Night electrofishing was a great experience last Monday. We headed out on to the river just as the sun was going down. The reason we boat electrofish at night is that fish become more active and move closer to the surface of the river. It was still day light out when we arrived at the power plant, so we reviewed safety precautions and proper techniques until the sun had completely sank below the horizon. We motored over to our sample location downstream of the power plant and filled our live wells with water. Next, we fired up the generators, turned on the electrofishing unit, lowered the electrodes into the water, illuminated the bow of the research vessel, and positioned ourselves to net the tetanized fish. Our sampling consisted of a reach of 1200 seconds beginning at our sample site downstream of the power plant. In our research vessel, one intern regulated the voltage of the electrofishing unit, one intern placed the netted fish in to the live wells, and four interns netted fish from the bow of the research vessel. Once we finished our designated reach, we recorded the lengths and weights of the fish and released them back in to the river. We kept the minnows for later identification and for tissue samples.
Tuesday entailed identifying the minnows we sampled the previous night and a behind the scenes tour of the Newport Aquarium. We used dichotomous fish keys to correctly identify the minnows. Next, we grouped the minnows together by species and recorded their weight. Later that day, we drove to the Newport Aquarium for our behind the scenes tour. An employee at the aquarium talked us through his daily routine and the various tasks that need to be completed for the aquarium to function properly. The most interesting exhibits we toured consisted of the shark rays, Amazon fish (including a few arapaima), and the paddlefish.
On Wednesday, we went to the Cincinnati Museum Center to further process our DNA samples and we also went night electrofishing that evening. At the Museum Center, we continued the process of extracting the DNA from our samples so that we can eventually run our samples through the DNA sequencer. This involved multiple steps using the centrifuge for twenty-minute intervals.

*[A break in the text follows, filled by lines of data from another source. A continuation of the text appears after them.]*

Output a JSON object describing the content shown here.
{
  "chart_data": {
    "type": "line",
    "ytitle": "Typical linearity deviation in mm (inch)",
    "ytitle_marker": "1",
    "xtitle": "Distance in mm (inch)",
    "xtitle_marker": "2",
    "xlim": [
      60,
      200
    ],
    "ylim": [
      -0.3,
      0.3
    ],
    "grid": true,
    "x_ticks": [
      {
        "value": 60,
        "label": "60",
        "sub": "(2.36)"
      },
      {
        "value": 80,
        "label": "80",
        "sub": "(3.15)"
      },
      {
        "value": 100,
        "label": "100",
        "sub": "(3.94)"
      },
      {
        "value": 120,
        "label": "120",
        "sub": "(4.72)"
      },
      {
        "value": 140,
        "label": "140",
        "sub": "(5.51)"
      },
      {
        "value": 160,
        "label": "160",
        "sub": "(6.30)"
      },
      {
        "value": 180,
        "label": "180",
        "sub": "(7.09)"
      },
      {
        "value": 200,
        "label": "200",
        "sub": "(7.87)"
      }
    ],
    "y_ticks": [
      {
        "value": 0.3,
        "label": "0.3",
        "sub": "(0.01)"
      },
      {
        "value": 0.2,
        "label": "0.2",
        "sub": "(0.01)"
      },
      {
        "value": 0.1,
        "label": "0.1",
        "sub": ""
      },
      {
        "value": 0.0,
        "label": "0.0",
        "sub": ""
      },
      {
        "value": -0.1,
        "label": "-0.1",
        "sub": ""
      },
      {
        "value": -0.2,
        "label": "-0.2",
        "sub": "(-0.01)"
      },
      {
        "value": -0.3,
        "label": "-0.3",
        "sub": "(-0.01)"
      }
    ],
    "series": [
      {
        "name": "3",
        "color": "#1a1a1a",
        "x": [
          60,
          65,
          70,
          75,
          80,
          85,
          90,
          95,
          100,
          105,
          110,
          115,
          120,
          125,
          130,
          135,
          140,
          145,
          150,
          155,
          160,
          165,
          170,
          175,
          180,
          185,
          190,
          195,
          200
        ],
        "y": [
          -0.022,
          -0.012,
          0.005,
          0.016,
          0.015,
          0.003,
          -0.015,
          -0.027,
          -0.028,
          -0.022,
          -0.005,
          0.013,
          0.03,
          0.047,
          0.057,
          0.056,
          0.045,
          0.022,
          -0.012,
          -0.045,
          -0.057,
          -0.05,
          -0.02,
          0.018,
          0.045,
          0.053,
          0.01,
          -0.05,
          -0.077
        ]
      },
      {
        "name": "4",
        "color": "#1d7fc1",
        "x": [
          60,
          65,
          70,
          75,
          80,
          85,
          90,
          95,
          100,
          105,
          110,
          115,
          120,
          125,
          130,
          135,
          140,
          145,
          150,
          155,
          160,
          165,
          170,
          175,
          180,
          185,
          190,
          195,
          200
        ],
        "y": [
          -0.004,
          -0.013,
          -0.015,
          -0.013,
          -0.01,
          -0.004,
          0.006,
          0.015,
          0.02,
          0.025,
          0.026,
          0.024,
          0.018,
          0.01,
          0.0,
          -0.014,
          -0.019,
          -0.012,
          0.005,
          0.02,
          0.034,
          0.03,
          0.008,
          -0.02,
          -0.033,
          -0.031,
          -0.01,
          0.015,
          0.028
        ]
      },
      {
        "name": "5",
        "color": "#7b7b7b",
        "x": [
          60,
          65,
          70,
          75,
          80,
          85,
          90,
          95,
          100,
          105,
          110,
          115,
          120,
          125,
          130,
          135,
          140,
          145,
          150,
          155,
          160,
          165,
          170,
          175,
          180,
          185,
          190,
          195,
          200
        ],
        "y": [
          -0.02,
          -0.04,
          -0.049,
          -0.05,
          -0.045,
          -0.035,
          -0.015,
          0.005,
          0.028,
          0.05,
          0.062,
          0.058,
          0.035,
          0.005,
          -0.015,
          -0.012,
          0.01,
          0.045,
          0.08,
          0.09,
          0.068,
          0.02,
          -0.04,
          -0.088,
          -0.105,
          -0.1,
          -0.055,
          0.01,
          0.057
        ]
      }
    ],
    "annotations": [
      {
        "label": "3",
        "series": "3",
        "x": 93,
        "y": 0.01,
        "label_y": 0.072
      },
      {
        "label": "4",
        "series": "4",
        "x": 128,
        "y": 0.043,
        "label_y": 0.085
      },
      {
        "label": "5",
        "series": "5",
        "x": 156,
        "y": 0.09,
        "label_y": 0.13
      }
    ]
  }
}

Once completed, our samples were ready for the DNA sequencer. However, that step will not be completed until we have our other samples processed to the same phase. That evening, we went electrofishing above the power plant for a reach of 1200 seconds. While electrofishing, we were able to net four Asian carp. Dr. Lorentz stated that we have been shocking more Asian carp this year than he has in previous years on this section of the Ohio River. When we finished the reach, we completed our usual routine of recording the length and weight of each fish that we sampled.
The week concluded with our research group identifying minnows on Thursday and having the day off on Friday. With our day off on Friday, a colleague and I went on a canoe adventure on Elkhorn Creek. It was a beautiful stream with a diversity of fish. However, the particular fish that we were seeking was the smallmouth bass. We caught a few on our fishing rods and released them back into the creek. Overall, it was a good day.